La tua passione da fotoreporter che posti ti ha spinto a visitare? Qual è il ricordo più bello dei tuoi viaggi? Gli stessi viaggi ti hanno spinto a scrivere storie nuove?

Il mio lavoro da fotografo si concentra, per la maggior parte, nel Sud Italia. Negli anni però mi ha portato molto in giro, nei paesi dell’Est ad esempio, o in Libia e in Tunisia. All’inizio della guerra in Ucraina sono stato in Polonia, sul confine. Ho vissuto venti giorni a stretto contatto con i profughi che arrivavano nelle stazioni e quella, fra le tante, è stata un’esperienza che mi ha cambiato e che quindi ha cambiato anche l’approccio al mio lavoro, rendendolo ancora più umano. I viaggi, quelli veri, aprono le porte al nuovo.
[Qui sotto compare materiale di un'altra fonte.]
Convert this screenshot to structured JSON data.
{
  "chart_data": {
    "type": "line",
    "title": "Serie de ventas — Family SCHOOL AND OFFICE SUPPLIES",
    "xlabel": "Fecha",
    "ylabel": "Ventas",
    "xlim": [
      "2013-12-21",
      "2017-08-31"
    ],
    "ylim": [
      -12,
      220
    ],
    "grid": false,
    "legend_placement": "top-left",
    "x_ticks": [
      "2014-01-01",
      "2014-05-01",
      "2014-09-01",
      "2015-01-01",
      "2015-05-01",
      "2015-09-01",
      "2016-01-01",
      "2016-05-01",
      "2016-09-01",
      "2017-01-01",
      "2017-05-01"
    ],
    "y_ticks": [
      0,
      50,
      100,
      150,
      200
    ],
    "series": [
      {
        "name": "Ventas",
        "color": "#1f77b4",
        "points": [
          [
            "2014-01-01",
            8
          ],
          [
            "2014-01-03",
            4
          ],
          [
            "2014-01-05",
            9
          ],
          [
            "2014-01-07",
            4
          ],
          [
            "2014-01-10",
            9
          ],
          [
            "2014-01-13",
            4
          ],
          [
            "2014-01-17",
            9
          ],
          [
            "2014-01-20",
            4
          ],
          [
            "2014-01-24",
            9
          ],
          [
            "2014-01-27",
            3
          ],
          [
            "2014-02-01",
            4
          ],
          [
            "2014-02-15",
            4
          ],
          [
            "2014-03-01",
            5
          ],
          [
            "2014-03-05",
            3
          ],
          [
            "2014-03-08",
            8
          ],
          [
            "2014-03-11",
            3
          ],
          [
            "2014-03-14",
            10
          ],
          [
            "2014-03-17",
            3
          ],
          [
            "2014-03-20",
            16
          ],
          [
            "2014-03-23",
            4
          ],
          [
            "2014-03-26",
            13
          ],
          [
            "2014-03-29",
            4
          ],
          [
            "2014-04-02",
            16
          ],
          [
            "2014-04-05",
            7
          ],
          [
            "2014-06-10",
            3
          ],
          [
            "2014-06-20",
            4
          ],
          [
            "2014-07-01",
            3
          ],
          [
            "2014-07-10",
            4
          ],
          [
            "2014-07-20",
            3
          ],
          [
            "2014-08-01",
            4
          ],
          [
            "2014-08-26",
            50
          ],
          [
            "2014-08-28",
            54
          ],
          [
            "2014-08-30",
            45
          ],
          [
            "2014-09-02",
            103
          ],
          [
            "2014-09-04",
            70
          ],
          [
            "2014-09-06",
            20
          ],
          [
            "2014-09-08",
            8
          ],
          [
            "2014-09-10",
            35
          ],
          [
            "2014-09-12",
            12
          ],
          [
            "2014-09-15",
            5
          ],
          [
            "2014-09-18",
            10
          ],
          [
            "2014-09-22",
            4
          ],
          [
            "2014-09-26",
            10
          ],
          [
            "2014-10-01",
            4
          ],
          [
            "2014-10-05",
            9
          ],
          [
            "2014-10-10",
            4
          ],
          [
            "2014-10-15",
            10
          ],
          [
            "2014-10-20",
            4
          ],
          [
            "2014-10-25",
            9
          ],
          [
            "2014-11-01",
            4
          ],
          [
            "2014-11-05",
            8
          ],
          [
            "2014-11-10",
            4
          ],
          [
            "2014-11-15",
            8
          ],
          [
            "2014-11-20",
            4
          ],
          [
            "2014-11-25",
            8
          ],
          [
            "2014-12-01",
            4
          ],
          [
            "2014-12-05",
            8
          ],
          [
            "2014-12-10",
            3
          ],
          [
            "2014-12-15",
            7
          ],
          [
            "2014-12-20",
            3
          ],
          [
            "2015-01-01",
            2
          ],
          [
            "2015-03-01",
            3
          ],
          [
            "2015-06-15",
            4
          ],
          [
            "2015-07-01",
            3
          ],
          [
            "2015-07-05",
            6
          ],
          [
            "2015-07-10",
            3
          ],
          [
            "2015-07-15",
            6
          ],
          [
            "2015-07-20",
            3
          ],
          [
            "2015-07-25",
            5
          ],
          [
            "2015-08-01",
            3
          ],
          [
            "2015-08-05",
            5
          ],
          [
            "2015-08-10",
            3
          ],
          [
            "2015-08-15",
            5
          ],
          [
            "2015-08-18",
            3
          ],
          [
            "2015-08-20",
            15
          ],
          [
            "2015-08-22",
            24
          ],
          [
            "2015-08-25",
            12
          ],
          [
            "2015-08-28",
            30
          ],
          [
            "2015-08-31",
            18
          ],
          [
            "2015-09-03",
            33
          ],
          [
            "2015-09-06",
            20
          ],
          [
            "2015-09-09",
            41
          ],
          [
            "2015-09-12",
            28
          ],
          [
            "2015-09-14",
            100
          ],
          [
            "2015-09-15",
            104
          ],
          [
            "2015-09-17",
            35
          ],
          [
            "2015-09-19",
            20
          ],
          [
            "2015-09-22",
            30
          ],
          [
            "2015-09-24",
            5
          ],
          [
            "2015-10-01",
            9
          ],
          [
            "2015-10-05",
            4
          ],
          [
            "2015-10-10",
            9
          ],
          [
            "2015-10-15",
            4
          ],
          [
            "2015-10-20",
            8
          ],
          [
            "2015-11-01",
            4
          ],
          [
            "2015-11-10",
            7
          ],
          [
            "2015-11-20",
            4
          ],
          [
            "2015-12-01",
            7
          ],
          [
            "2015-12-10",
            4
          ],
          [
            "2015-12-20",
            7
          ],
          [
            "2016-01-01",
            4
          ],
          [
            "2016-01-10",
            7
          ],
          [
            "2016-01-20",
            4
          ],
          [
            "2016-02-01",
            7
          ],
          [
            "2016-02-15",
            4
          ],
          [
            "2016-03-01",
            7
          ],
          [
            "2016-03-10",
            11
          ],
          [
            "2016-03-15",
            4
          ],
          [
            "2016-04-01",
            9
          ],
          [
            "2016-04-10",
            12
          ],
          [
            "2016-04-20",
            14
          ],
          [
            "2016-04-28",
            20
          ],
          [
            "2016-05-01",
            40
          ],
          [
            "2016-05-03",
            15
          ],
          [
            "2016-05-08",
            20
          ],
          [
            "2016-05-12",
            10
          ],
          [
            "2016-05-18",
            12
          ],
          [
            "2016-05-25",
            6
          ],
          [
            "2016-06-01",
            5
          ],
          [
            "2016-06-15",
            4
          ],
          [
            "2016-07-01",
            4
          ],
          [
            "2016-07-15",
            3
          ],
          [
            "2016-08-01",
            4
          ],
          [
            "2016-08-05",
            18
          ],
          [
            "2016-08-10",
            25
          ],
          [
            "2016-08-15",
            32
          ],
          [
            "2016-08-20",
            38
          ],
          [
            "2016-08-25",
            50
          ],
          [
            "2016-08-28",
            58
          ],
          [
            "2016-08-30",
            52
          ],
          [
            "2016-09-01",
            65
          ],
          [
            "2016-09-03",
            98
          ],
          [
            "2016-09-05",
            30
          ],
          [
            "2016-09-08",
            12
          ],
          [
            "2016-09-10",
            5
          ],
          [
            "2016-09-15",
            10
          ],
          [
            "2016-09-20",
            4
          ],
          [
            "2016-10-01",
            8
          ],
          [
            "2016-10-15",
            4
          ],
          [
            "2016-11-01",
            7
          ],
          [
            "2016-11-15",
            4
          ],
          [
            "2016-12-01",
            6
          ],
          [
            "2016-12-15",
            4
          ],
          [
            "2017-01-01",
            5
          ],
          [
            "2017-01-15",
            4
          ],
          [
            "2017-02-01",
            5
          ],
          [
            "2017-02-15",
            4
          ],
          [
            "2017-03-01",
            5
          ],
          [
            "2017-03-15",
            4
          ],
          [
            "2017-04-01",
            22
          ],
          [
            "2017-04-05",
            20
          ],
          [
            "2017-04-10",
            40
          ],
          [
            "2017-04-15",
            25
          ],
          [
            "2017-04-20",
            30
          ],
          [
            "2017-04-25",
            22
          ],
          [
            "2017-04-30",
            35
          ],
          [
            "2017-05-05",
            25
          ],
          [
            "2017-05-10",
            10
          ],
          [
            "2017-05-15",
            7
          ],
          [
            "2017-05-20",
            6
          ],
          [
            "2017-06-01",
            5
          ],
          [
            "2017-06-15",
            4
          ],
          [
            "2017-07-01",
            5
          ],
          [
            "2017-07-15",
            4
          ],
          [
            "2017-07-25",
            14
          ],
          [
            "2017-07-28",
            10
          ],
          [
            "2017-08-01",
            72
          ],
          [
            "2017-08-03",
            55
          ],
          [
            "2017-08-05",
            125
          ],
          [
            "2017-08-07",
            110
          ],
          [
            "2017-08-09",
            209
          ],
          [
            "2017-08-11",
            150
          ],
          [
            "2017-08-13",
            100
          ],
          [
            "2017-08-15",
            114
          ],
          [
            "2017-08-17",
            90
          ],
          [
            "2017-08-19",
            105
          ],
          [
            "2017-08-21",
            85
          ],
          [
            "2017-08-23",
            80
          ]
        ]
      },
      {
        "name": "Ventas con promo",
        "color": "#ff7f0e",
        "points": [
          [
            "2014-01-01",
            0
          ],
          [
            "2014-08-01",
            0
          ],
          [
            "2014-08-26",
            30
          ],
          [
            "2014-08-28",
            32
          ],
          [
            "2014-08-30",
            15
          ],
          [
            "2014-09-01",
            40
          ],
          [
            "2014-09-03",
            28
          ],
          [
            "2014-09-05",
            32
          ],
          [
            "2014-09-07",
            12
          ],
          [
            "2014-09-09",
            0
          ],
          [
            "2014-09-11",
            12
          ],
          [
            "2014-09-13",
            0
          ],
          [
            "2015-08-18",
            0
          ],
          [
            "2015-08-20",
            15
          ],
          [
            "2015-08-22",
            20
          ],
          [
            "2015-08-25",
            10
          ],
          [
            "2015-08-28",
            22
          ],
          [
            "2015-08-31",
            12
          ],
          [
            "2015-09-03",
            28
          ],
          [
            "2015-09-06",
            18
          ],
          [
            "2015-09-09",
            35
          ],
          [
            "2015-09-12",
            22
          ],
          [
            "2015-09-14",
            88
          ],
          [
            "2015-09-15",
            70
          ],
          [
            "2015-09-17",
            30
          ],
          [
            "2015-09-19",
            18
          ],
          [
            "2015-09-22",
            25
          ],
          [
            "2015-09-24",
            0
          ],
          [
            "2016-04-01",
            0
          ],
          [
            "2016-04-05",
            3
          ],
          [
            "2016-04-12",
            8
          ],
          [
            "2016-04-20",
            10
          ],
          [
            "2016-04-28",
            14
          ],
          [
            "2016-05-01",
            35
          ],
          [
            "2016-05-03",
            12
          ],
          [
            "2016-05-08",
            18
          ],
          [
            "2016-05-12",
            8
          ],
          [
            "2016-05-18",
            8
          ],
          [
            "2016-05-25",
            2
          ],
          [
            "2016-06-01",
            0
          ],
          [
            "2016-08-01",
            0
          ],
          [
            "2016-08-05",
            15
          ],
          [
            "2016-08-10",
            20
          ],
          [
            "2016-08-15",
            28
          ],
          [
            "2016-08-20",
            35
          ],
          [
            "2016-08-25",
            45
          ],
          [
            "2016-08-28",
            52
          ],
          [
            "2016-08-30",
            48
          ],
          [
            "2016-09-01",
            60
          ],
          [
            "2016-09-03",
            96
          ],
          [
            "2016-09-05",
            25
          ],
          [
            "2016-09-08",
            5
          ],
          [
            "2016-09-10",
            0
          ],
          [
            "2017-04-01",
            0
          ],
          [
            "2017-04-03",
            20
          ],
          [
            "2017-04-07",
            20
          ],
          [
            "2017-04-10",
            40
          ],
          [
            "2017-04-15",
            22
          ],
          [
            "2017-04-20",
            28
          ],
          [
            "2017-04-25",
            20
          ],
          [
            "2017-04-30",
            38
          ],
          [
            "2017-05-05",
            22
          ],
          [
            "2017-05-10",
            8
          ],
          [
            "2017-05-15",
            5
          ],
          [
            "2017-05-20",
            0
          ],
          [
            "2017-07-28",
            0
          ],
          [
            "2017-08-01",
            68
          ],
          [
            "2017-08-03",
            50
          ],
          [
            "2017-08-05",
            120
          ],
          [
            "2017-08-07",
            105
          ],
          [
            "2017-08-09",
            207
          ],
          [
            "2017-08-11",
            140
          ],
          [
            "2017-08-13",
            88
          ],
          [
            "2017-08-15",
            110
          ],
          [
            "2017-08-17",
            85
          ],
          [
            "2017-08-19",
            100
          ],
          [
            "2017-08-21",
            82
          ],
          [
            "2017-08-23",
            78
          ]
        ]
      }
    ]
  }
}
A chi è indirizzato il tuo romanzo? Cosa speri di suscitare nei tuoi lettori?

Chiunque scriva vorrebbe che le proprie parole arrivassero a più gente possibile. Questo non sempre accade ovviamente, ma nello specifico Brancaccio non è indirizzato a qualcuno in particolare, almeno non ho mai pensato ad un target specifico. Le storie sono di chi le legge ad un certo punto, di chi vuole affondarci la testa e il cuore. È bello che ognuno le faccia proprie e, senza una guida, dia la propria interpretazione.

Chi è Francesco Faraci?

Francesco Faraci è nato a Palermo nel 1983. Scrittore e fotografo, nel 2016 ha pubblicato Malacarne (Edizioni Crowdbooks), nel 2017 il romanzo Nella pelle sbagliata (Edizioni Leima), nel 2019 Jova Beach Party – cronache da una nuova era (Rizzoli). Ancora, ha pubblicato Atlante Umano Siciliano (Emuse Books) nel 2020 e Anima nomade – Da Pasolini alla fotografia povera (Mimesis Edizioni) nel 2022. Ha collaborato con importanti testate italiane e internazionali, tra le quali The Guardian, Time Magazine, Il Venerdì di Repubblica, Internazionale.